Let $$Z(f) = z\in D \mid f(z)=0$$ $$Z(g) = z\in D \mid g(z)=0$$ Choose $r>0$ such that $B_r$($\alpha$)$\subset$$D$
If $f(z) = 0$ for all $z$ in $B_r$($\alpha$), then $B_r(\alpha)\subset Z(f)$
and since $B_r$($\alpha$) has a limit point in $D$, so does $Z(f)$
hence $f = 0$
Now, if $f\not\equiv0$ in $B_r$($\alpha$), there is some $z_0\in B_r(\alpha)$
such that $f(z_0) \neq 0$
but then $g(z_0) = 0$
Now, let $0<r_1<r$ such that $z_0 \notin Br_1 (\alpha)$
If $f\equiv0$ on $Br_1 (\alpha)$ then, we are done.
If that is not the case, there is $z_1 \in Br_1 (\alpha)$ such that
$f(z_1)\neq 0$. Then, $g(z_1)=0$
Either this process will terminate ($f\equiv 0$ on $Br_c(\alpha)$ for some $i$)
(or) we will have a sequence $(z_c)_{c=0}^\infty$ converging to $\alpha$.

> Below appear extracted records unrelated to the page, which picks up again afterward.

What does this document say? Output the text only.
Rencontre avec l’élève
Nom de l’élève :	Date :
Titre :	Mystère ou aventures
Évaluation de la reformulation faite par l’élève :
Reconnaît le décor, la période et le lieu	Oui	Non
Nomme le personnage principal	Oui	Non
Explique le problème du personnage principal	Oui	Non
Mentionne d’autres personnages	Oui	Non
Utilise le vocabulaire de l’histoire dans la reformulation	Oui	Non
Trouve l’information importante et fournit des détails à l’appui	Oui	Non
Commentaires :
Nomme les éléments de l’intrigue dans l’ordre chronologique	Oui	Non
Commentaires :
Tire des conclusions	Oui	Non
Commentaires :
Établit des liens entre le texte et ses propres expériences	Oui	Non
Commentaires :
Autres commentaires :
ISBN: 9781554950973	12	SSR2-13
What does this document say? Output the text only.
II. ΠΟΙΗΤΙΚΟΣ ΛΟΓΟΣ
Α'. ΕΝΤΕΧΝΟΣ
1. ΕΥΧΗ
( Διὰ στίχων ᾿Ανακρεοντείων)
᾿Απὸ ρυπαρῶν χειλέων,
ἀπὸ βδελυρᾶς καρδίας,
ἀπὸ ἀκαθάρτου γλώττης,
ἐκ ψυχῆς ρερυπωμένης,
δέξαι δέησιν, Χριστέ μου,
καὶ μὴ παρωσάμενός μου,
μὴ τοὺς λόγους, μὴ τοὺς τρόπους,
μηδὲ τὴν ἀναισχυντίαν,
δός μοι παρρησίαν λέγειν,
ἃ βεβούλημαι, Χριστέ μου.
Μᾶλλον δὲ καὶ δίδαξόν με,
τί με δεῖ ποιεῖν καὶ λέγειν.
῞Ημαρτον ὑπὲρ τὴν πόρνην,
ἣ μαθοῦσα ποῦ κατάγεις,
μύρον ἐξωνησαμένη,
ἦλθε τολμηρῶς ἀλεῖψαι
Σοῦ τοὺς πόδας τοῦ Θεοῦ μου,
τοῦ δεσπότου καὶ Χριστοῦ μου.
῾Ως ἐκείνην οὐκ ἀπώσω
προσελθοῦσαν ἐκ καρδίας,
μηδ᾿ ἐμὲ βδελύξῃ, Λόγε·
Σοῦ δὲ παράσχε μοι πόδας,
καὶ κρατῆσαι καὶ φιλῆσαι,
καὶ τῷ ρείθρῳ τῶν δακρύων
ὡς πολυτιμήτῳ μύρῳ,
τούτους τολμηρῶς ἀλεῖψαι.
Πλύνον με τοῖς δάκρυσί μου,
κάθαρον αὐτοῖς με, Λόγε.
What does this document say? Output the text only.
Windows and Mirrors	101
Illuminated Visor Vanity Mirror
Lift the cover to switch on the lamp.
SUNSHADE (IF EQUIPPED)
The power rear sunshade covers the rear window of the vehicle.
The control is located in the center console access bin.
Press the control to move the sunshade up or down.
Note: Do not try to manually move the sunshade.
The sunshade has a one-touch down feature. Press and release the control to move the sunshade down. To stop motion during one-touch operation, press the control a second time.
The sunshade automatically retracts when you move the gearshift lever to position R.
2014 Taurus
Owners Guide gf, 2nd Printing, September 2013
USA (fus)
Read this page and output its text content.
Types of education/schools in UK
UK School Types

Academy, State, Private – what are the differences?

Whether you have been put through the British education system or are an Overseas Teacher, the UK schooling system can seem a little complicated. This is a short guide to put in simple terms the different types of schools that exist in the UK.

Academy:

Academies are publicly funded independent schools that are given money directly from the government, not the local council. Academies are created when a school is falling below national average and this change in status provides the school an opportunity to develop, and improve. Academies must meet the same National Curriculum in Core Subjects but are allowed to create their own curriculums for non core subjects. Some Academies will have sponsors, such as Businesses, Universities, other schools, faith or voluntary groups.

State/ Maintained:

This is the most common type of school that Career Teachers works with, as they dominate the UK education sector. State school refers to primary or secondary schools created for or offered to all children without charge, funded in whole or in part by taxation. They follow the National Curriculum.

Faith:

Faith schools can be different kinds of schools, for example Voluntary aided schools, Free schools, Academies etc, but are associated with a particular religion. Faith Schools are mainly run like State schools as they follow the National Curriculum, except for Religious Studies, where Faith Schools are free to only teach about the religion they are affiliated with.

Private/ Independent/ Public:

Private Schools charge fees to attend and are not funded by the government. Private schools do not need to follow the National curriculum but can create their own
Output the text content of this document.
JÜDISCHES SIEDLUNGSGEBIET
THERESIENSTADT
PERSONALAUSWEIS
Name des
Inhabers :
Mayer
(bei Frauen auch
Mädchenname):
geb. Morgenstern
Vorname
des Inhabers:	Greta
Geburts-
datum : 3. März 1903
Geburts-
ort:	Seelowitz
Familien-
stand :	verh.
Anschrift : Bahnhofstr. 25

But this sequence is entirely in $Z(g)$
So $Z(g)$ has a limit point in $0$.
Hence by identity theorem, $g\equiv0$ in $D$.
It is correct. You did a writing mistake that I corrected: in fact, you wrote $g(z_1) \neq 0$, but it must be $g(z_1)=0$ in order to obtain the correct proof.